Mais c'est la profondeur de ce qu'un simulateur actuel à la pointe de la technologie peut offrir qui expose vraiment les avantages que les équipes y voient.

"La corrélation entre les modèles que nous utilisons dans le simulateur et le comportement réel en piste est la partie la plus importante, afin de pouvoir ensuite les comprendre et les gérer d'une certaine manière", a expliqué Binotto. "Pour notre part, au cours des 12 derniers mois, nous avons consacré beaucoup d'efforts à toutes les simulations, non seulement avec le nouveau simulateur que nous espérons pouvoir utiliser d'ici la fin de l'année, mais précisément dans tous nos environnements et outils de simulation."

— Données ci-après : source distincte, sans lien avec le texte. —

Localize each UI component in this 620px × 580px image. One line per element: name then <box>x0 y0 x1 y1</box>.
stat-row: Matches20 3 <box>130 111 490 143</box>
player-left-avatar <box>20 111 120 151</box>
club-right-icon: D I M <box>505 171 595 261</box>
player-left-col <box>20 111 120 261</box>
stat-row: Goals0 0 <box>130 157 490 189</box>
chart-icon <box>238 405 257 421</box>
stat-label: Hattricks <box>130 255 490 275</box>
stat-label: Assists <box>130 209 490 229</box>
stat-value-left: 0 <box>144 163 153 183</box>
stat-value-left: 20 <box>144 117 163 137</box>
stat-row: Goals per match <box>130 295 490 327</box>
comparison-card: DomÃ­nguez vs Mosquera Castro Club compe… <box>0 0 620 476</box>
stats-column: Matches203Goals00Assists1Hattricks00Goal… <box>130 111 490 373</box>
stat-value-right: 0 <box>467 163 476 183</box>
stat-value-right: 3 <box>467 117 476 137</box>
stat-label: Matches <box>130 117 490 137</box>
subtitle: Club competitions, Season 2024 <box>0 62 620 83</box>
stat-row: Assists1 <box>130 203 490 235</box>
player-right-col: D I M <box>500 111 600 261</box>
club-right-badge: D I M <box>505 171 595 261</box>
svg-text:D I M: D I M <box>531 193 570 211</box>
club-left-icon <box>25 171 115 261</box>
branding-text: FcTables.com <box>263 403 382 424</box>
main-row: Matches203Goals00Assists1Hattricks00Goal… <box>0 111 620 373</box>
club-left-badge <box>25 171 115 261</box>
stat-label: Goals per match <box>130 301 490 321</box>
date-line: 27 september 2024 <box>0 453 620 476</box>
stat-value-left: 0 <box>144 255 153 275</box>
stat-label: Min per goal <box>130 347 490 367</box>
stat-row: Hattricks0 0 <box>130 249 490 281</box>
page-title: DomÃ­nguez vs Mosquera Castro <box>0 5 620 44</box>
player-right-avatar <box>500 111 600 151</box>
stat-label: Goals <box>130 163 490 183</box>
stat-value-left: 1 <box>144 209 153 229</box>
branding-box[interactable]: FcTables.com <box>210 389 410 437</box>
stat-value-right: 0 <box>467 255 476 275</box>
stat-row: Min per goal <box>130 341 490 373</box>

"Cela implique d'essayer de créer des modèles qui reproduisent le comportement physique des pneus, de l'aérodynamique, de la voiture, etc. L'élément clé est que si vous pouvez le modéliser, vous pouvez le comprendre. Et si vous pouvez le modéliser, vous comprenez aussi comment il fonctionne. Nous avançons à grands pas dans cette direction."

"La même chose doit être faite avec le pneu de l'année prochaine. Si vous disposez du bon modèle, vous pouvez plus rapidement comprendre leur comportement. Les modèles sont construits de plusieurs façons, par une bonne définition de la géométrie, de la structure, du composé, des parties chimiques et physiques."

"Il y a beaucoup d'éléments, et l'intelligence artificielle est de plus en plus présente dans ces simulations pour essayer de reproduire les comportements. Même sans avoir un modèle physique, on peut cartographier ce que l'on voit sur la piste et le restituer."

"C'est pourquoi nous travaillons sur les essais des pneus de 18 pouces que Pirelli met à disposition. Nous sommes l'équipe qui en fait le plus, car nous sommes l'équipe qui s'est rendue disponible pour le faire et nous le faisons précisément pour cela. Notre intention n'est pas seulement de participer au développement des nouveaux pneus, mais d'essayer d'accumuler le plus d'informations possible pour avoir des modèles prêts le plus tôt possible, dès l'année prochaine."

Combien de temps faudra-t-il avant que les pilotes soient ramenés par avion après les séances pour transmettre au mieux leurs retours ? Ou combien de temps avant que les équipes puissent créer des installations mobiles qui peuvent être envoyées sur les courses pour que les pilotes et les ingénieurs puissent s'y installer ?

Au-delà des opportunités remarquables que les équipes tirent aujourd'hui des simulateurs de dernière génération, il sera intéressant de voir si la FIA intervient ou non pour tenter de limiter leur utilisation. Lorsque Lewis Hamilton a passé la matinée précédant la première séance d'essais du Grand Prix de Grande-Bretagne sur le simulateur Mercedes à parcourir le programme de la journée, cela a clairement suscité quelques commentaires quant à la possibilité que les choses deviennent hors de contrôle.

Alors que les équipes passent déjà des nuits entières avec des pilotes de simulateur lors des week-ends de Grands Prix pour peaufiner les programmes, combien de temps faudra-t-il avant que les pilotes de course soient ramenés par avion après les séances pour transmettre au mieux leurs retours ? Ou combien de temps avant que les équipes puissent créer des installations mobiles qui peuvent être envoyées par avion sur les courses – même dans un endroit situé en dehors du paddock – pour que les pilotes et les ingénieurs puissent s'y installer ?

Pour l'instant, il semble exagéré de penser qu'à l'ère du plafonnement des coûts, les gains seront à la hauteur des dépenses engagées. Mais dans le monde de la F1, il ne faut jamais dire jamais quand il y a du temps à gagner. Affaire à suivre.